To achieve this goal, the Ferrari engineers have managed to focus the majority of the car’s mass in between the car’s axles. Weight distribution, as a result, is near perfect with 59% at the rear. Combine these ideal elements of balance and the result, Ferrari insists, will be optimal handling and compact dimensions on the car. Again, F1 inspiration is seen in this element of design as even the seat puts the driver in a nearly identical driving position as the single-seater, and provides a very low center of gravity which, as we all know, is a component that makes for great handling (just ask any BRZ owner).
If you were to look inside of the LaFerrari’s cabin, your eyes would be immediately greeted by carbon-fiber weaves covering what seems to be every square-inch of the car’s internals. But while on the inside this seems like a large amount of carbon-fiber, the amount of the cabin’s carbon-fiber pails in comparison to the rest of the car.

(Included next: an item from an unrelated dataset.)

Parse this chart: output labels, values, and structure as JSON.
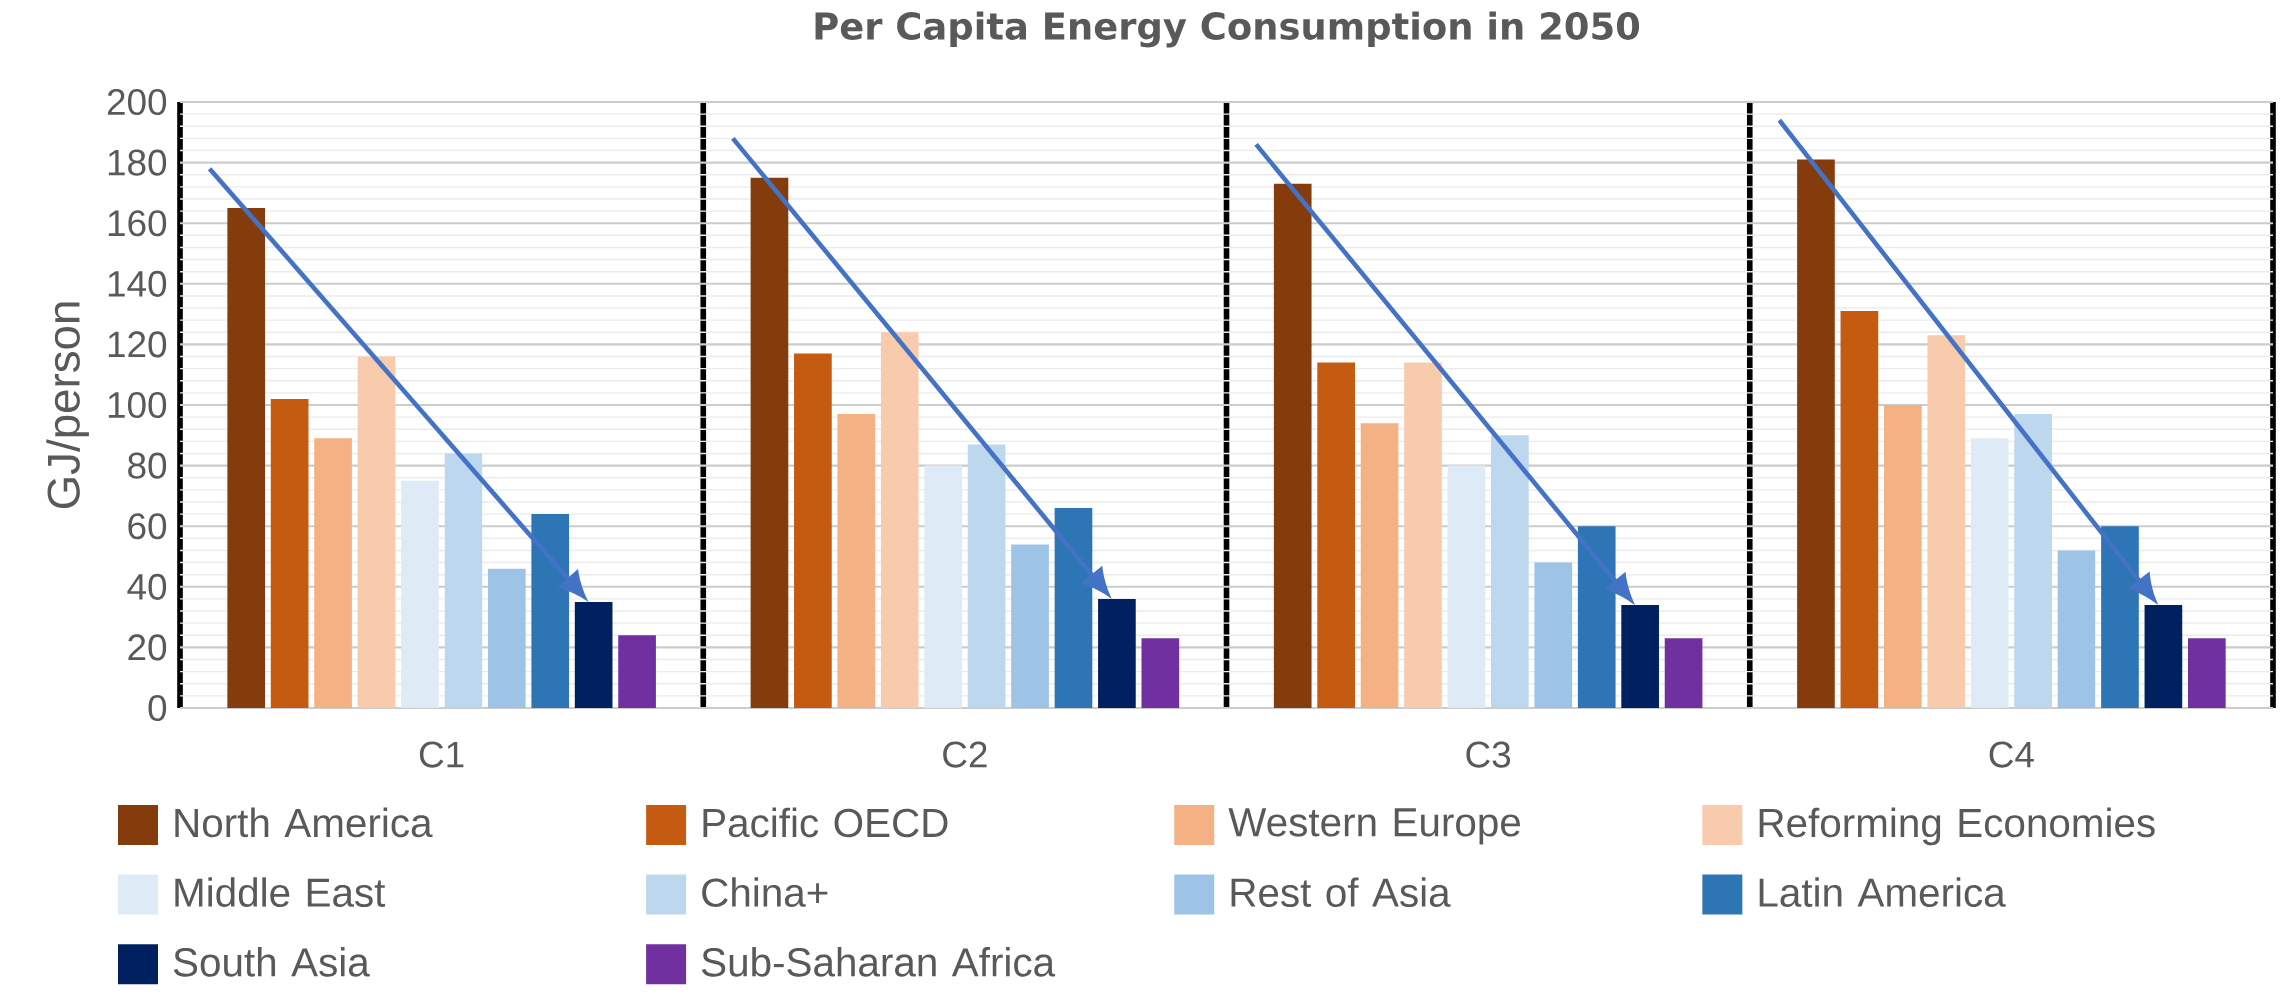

The chassis includes four different types of carbon-fiber throughout, increasing strength and rigidity while at the same time cutting weight. The interior also includes brand new styling for the steering wheel, with more buttons to push that makes you feel even more like a Formula 1 pilot, and larger paddle-shifters.
It seems like it’s been decades since the announcement of a new Ferrari hypercar up until now, the point where we finally know what the car looks like. However, even though we’ve known the important specs for quite some time, Ferrari did a grand job of keeping the car a secret. Much better than McLaren, who didn’t really make much of an attempt, they just painted the car yellow and sent it to Switzerland. Still, no complaints.
And while the automotive world debates over the name of the LaFerrari, in my opinion it’s better than stealing the name “F150” from a Ford pickup truck. However, Ferrari explained the reasoning behind the choosing of the name LaFerrari, because this car, this incredibly expensive, mad man’s car, that can only be afforded by the one-percent of the one-percent, is the epitome of what the Ferrari brand name stands for. The engineering expertise of Ferrari that’s exhibited on the Enzo 2.0 almost makes it seem like the other recent Ferrari’s, like the 599 and the 458, were, dare I say it, mere testing mules made for the sole purpose of inspiring something like this incredible machine.
So now, with the unveiling out of the way and the Geneva Motor Show over with, the salivating of enthusiast’s mouths will not be satisfied by merely seeing the car sitting on a stage, but instead by reading and watching it perform against fellow beasts like the P1 and the 918 Spyder. Now, with these next-generation supercars sans camouflage and going into production later this year, it’s time to see what the hybrid supercar can really do. #gamechanging – B.C.